An outlet store, factory outlet or factory store is a brick and mortar or online store where manufacturers sell their merchandise directly to the public. Products at outlet stores are usually sold at reduced prices compared to regular stores due to being overstock, closeout, factory seconds, or lower-quality versions manufactured specifically for outlets. Traditionally, a factory outlet was a store attached to a factory or warehouse, sometimes allowing customers to watch the production process, such as in the original L.L. Bean store. In modern usage, outlet stores are typically manufacturer-branded stores such as Gap or Bon Worth grouped together in outlet malls. The invention of the factory outlet store is often credited to Harold Alfond, founder of the Dexter Shoe Company.

History 

Outlets first appeared in the eastern United States in the 1930s. Factory stores started to offer damaged or excess goods to employees at a low price. After some time, the audience expanded to include non-employees. In 1936, Anderson-Little (a men's clothing brand) opened an outlet store independent of its existing factories. Until the 1970s, the primary purpose of outlet stores was to dispose of excess or damaged goods.

In 1974, Vanity Fair opened up the first multi-store outlet center in Reading, Pennsylvania. Throughout the 1980s and 1990s, outlet malls grew rapidly in the United States. A typical outlet mall in the U.S. is opened with between 100,000 to 200,000 square feet (about 1 to 2 hectares) of retail space. This can gradually increase to 500,000 to 600,000 feet (around 5 hectares). The average outlet mall has an area of 216,000 square feet. In 2003, outlet malls in the U.S. generated $15 billion in revenue from 260 stores.
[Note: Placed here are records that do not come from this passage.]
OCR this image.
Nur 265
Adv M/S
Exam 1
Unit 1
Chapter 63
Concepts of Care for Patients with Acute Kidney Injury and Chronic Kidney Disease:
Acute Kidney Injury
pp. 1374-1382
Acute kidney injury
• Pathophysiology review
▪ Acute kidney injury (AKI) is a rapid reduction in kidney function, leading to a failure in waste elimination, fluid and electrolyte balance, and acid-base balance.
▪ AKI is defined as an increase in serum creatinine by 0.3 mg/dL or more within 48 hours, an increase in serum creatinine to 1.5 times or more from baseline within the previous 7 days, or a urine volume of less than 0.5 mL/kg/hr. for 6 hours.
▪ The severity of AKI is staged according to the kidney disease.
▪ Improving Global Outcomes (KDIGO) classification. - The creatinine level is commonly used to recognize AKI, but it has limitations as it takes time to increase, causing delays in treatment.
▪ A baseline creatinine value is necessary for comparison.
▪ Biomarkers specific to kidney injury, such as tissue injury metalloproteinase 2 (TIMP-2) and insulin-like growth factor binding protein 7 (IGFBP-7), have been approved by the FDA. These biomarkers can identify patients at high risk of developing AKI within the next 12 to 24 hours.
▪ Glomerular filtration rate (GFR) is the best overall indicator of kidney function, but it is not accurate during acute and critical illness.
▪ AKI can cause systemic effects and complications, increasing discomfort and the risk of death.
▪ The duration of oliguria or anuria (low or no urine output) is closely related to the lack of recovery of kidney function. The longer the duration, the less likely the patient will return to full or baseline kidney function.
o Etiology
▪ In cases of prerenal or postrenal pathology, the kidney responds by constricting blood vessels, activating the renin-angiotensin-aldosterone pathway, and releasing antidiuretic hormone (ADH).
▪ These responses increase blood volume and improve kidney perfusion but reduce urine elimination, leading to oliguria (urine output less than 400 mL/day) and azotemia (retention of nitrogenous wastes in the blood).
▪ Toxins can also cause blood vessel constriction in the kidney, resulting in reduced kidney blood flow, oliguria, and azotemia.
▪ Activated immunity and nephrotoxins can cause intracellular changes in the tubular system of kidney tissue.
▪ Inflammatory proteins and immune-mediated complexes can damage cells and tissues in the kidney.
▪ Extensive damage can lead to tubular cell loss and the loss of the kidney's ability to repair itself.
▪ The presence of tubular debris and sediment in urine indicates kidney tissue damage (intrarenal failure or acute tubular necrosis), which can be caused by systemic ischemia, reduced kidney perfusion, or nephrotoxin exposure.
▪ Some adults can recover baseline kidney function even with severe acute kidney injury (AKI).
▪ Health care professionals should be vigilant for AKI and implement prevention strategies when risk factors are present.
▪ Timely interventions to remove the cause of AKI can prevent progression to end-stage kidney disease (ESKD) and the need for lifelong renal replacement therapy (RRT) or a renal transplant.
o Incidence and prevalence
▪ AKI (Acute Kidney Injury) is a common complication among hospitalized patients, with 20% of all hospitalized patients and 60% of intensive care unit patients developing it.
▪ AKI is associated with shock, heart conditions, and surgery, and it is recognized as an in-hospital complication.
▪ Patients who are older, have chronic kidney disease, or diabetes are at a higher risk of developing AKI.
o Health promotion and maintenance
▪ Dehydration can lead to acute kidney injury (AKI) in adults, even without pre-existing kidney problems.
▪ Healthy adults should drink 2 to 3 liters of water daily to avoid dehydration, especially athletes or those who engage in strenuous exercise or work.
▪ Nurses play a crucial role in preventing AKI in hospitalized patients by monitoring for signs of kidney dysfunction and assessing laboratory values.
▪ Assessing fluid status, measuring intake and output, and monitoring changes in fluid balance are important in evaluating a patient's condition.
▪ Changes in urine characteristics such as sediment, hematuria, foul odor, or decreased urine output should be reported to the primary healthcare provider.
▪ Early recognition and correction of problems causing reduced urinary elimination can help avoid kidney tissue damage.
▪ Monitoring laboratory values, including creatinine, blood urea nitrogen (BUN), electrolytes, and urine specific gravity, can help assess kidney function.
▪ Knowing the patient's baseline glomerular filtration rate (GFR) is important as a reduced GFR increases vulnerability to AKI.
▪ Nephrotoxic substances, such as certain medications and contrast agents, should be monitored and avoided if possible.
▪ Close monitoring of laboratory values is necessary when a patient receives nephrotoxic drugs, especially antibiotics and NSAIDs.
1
The number of U.S. outlet malls increased from 113 in 1988 to 276 in 1991 and to 325 in 1997 and 472 in 2013.

Outlet malls are not an exclusively American phenomenon. In Canada, the Dixie Outlet Mall dates from the late 1980s, and was followed by Vaughan Mills in 1999, and Toronto Premium Outlets in 2013. In Europe, retailer BAA McArthurGlen has opened 13 malls with over 1,200 stores and 3 million square feet (about 30 hectares) of retail space; describing itself as an "outlet village", Bicester Village, on the edge of the town of Bicester in Oxfordshire in England, is a regular stop for bus-tours of foreign tourists, especially from China. Stores have also been emerging in Japan since the mid to late 1990s.

Difference between outlet and regular stores 
A majority of the products sold by clothing and accessory manufacturers at outlet stores are specifically manufactured for outlets using lower-quality materials and manufacturing processes than their higher-priced products sold in regular stores.

Outlet stores often have more stringent return policies than regular stores, and manufacturers will typically not allow returns or exchanges for products purchased at outlets stores at their regular stores.